Türkiye'nin dört bir yanına yerleştirilen yeni nesil radar cihazları Kurban Bayramı tatili nedeniyle gündem olurken, sürücüler hız sınırlarının ani değiştiği yollara radar konulduğunu belirterek 'tuzağa düşürüldüğünü' öne sürüyor.

Yetkililer uygulamanın can güvenliği sağlamak amacıyla yapıldığını defaatle belirtseler de kamuoyundaki genel algı tam aksi yönde.

***

Üstelik durumdan şikayetçi olanlar yalnız vatandaşlar değil. AK Parti’nin ileri gelenlerinden de konuyla ilgili sert tepkiler geldiğine tanık oluyoruz.

O isimlerden biri de AK Parti MKYK’da geçmiş dönemlerde görev yapan eski Gaziantep Milletvekili Şamil Tayyar.

Tayyar, sosyal medya hesabı üzerinden yaptığı açıklamada trafik denetimlerinde kullanılan yapay zekâ destekli radar uygulamalarını şu sözlerle hedef aldı:

‘’Yeni bir toplumsal reaksiyon, öncelikli sorunlar listesini altüst etmeye aday gibi gözüküyor. Yapay zekayla desteklenen ve her güzergaha belirli aralıklarla yerleştirilen radarlar, köy yollarındaki traktörlere varan abartılı kuşatmalar, trafik kontrolünden ziyade tahsilat seferberliğini çağrıştırıyor. Toplumsal öfke her geçen gün katlanıyor. Zira, 3’er şeritli duble yollara 50 km hız sınırı koyup 30 km arayla radar yerleştirilmesi, çevre yollarının, otoyolların radar tarlasına dönüştürülmesi ve köy yollarına kadar girilmesi ‘can kaybını önleme’ amacıyla açıklanamaz. Trafiğin yoğunluktan durma noktasına geldiği ana arterlerdeki radar yoğunluğu da öyle. Trafikte denetim kuşkusuz çok önemlidir. Cezada temel amaç, ‘önleyici’ nitelikte olmalı, ‘nasıl ceza yazarım’ kurnazlığıyla değil. Devlet, vatandaşına tuzak kurmaz.’’

***

Evet efendim; Şamil Tayyar’ın yukarıdaki açıklamasına katılmakla birlikte yetkililerin, uygulamanın tamamen can güvenliğini sağlamaya yönelik olduğu konusundaki beyanatlarını da fazlasıyla önemsiyorum.

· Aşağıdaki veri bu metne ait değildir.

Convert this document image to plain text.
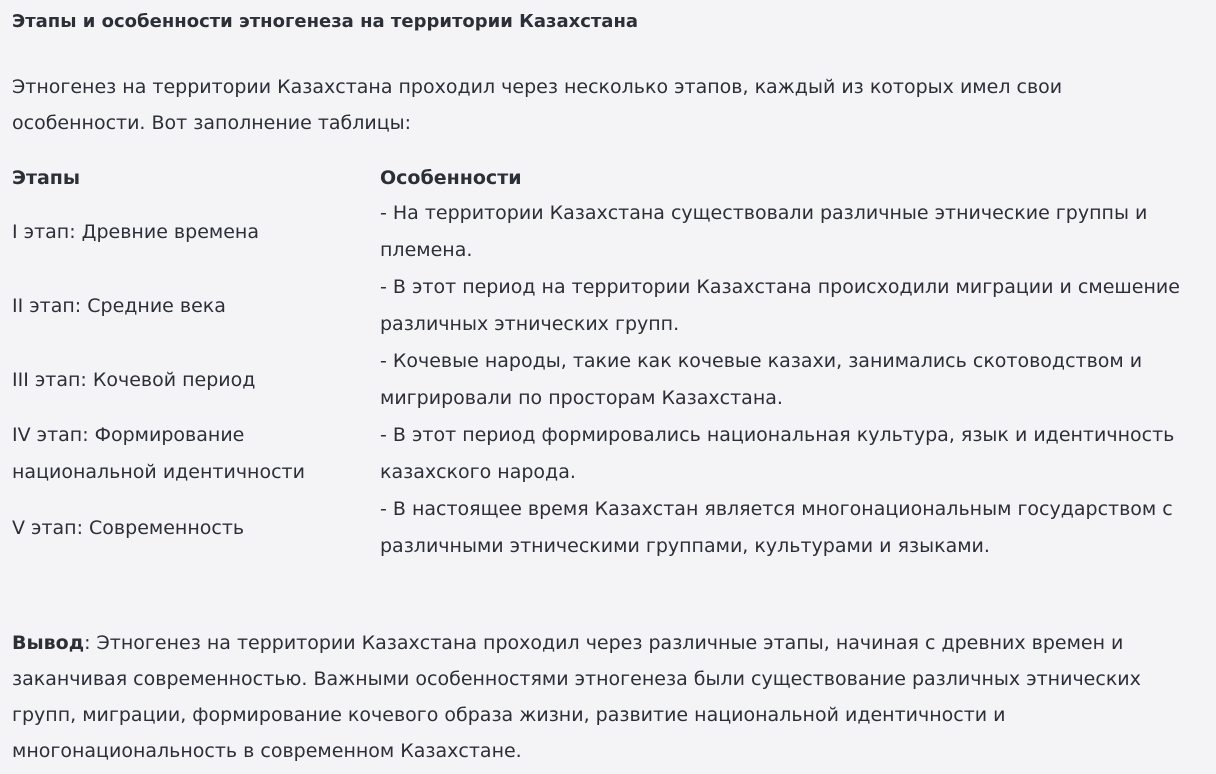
Этапы и особенности этногенеза на территории Казахстана
Этногенез на территории Казахстана проходил через несколько этапов, каждый из которых имел свои особенности. Вот заполнение таблицы:
Этапы	Особенности
I этап: Древние времена	- На территории Казахстана существовали различные этнические группы и племена.
II этап: Средние века	- В этот период на территории Казахстана происходили миграции и смешение различных этнических групп.
III этап: Кочевой период	- Кочевые народы, такие как кочевые казахи, занимались скотоводством и мигрировали по просторам Казахстана.
IV этап: Формирование национальной идентичности	- В этот период формировались национальная культура, язык и идентичность казахского народа.
V этап: Современность	- В настоящее время Казахстан является многонациональным государством с различными этническими группами, культурами и языками.
Вывод: Этногенез на территории Казахстана проходил через различные этапы, начиная с древних времен и заканчивая современностью. Важными особенностями этногенеза были существование различных этнических групп, миграции, формирование кочевого образа жизни, развитие национальной идентичности и многонациональность в современном Казахстане.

Lakin bir husus var ki düşünmeden edemiyorum:

Tamam; yeni nesil radar uygulaması vatandaşlarımızın can güvenliği açısından son derece önemli olabilir, buna kesinlikle itirazım yok.

Ne var ki eski ve yeni milletvekillerimiz ile bazı üst düzey kamu görevlilerinin can güvenliğinin düşünülmemesi sizce de haksızlık değil mi?

***

Şöyle ki:

Halihazırdaki milletvekillerinin iki, eski milletvekillerinin ise bir araçlarının trafik cezalarından muafiyeti söz konusu.

Benzer şekilde üst düzey kamu çalışanlarından da trafik cezasından muaf olanlar var.

Hal böyle olunca sormamız gerekiyor:

Madem ki bu radar uygulamaları vatandaşlarımızın can güvenliğini sağlamak amacıyla yapılıyor; trafik cezasından muaf olan kişiler, bu uygulamanın dışında bırakılmaları sebebiyle can güvenlikleri tehlikeye atılmış olmuyor mu?

Aynı zamanda söz konusu ceza muafiyeti, diğer araç sürücülerine yönelik bir risk oluşturmuyor mu?

Ve bu ayrımcılık Anayasa’mızın 10. Maddesinde yer alan ‘eşitlik ilkesi’ ile ters düşmüyor mu?

Yorum sizlerin.

Bendeniz yarın yine buradayım.

Beklerim efendim…

GÜNÜN SÖZÜ:

Adaletin kuvvetli, kuvvetlinin de adil olması gerekir.